While a lot of brokers could easily consider 2018 one of their most difficult years, what with the surge of market and lending challenges it brought upon the industry, Announcer Mortgages broker Tristan Cleggett views the period with fondness.
“That was by far my biggest year in terms of volume, and saw me look at equipment finance, car loans and commercial finance,” 2019 MPA Young Guns finalist Cleggett told MPA, sister publication of NZ Adviser. “In a tough market, I achieved great settlement results for my clients. Coming into the industry at that time has actually been an advantage, as credit policy and supporting documents have been the norm for me.”
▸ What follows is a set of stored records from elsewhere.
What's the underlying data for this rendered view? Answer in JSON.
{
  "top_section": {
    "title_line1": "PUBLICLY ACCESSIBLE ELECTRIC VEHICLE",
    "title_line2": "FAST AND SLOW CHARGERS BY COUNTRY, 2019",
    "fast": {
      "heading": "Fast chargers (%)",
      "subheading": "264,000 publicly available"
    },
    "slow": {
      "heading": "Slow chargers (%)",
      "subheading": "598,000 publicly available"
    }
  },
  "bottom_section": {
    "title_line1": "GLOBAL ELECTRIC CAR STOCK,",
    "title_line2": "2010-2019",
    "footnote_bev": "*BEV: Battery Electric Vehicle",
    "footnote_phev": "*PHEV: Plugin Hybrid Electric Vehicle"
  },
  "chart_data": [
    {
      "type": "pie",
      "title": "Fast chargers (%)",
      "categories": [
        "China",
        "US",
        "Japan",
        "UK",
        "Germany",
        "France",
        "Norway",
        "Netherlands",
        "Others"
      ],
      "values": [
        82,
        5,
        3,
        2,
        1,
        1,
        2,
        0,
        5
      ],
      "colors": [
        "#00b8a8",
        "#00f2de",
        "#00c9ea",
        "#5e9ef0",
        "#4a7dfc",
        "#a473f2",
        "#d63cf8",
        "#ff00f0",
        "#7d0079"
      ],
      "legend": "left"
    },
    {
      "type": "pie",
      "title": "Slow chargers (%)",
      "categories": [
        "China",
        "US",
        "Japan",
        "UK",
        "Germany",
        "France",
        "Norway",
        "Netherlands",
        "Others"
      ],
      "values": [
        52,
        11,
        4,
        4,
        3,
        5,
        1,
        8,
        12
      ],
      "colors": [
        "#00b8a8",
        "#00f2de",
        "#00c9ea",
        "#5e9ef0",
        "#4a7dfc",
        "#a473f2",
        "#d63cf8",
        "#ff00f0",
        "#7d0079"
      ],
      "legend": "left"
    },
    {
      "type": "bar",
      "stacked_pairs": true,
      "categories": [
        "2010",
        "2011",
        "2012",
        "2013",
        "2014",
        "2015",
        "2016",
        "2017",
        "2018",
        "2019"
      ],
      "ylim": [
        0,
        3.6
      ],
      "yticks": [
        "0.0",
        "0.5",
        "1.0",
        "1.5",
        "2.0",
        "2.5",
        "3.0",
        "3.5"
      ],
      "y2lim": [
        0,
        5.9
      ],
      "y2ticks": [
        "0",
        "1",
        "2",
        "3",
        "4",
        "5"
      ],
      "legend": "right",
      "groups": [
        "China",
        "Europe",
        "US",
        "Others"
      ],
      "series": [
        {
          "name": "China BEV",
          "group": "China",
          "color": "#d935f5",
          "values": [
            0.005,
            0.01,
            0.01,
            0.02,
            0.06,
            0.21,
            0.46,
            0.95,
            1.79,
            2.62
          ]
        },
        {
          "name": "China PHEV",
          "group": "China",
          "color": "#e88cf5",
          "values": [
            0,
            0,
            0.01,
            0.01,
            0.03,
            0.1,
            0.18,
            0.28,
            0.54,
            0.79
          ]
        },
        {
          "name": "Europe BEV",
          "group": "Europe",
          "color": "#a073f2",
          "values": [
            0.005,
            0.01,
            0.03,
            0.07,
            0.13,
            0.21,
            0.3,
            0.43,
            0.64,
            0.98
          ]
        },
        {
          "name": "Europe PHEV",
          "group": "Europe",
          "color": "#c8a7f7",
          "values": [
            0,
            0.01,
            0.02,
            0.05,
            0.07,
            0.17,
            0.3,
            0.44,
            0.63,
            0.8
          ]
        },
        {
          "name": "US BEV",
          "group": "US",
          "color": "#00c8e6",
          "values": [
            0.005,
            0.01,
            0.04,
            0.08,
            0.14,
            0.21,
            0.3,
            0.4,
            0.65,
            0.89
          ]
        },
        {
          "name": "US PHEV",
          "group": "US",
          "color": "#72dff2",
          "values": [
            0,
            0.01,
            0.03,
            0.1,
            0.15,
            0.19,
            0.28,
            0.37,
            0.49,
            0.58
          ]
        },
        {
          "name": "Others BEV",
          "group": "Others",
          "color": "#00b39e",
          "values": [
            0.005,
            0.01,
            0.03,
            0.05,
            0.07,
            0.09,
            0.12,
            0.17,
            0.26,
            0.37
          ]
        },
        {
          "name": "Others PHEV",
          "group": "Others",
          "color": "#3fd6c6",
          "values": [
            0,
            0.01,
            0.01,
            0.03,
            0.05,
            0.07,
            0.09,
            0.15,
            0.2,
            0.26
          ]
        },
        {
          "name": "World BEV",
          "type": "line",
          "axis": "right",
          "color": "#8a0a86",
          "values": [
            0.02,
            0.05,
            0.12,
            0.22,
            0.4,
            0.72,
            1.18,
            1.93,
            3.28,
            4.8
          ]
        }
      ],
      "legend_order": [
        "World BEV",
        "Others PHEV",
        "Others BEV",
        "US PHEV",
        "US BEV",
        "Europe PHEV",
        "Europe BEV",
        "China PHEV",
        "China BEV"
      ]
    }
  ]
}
In the last twelve months, Cleggett and other brokers at Announcer promoted mortgages that are independent of financial advisers. Their volumes increased as a result, and their target market widened.
Although Cleggett was open to serve a wide variety of clients when he started out in the industry, he gave more attention on providing solutions to first home buyers who had been declined or had credit issues. When credit became tighter and loans got harder to obtain, his referral sources started to expand his customer focus.
“Assisting a wide variety of clients with different needs demonstrates versatility,” Cleggett said. He, however, added that he treats every application the same, whether it’s a $2,000,000 purchase or a $25,000 top up, to provide customers equal levels of service and satisfaction.
A large part of Cleggett’s job, apart from writing loans, revolves around retention. He uses Salestrekker to manage deals from lead ups until settlement, providing clear insights on conversation rates and total number of served clients, including those who didn’t proceed to apply.
Great customer service means always fighting for the client, according to Cleggett. “Being a broker can often feel like being the meat in the customer-and-bank sandwich, which can be quite difficult,” he said. “Brokers are working for the client, so when dealing with a bank, the client’s interests should always be at heart.”
When confronted with customers with difficult credit histories, Cleggett still endeavours to provide them with an alternative, which can sometimes be a lower loan amount. He regularly communicates with clients in the weeks and months following settlement to ensure they’re happy with the product and everything is running smoothly.
That’s why for him, the assumption that brokers don’t produce anything for their trail commission was “a bit harsh” because he knows the remuneration works. It plays a big part in their day to day job.
“Requesting pricing for clients without them approaching us shows them we care, and we are looking for a long relationship,” Cleggett said.
“If the industry moves to a larger upfront fee in two years, brokers will have more incentive to refinance clients. It’s something I don’t think was taken into account.”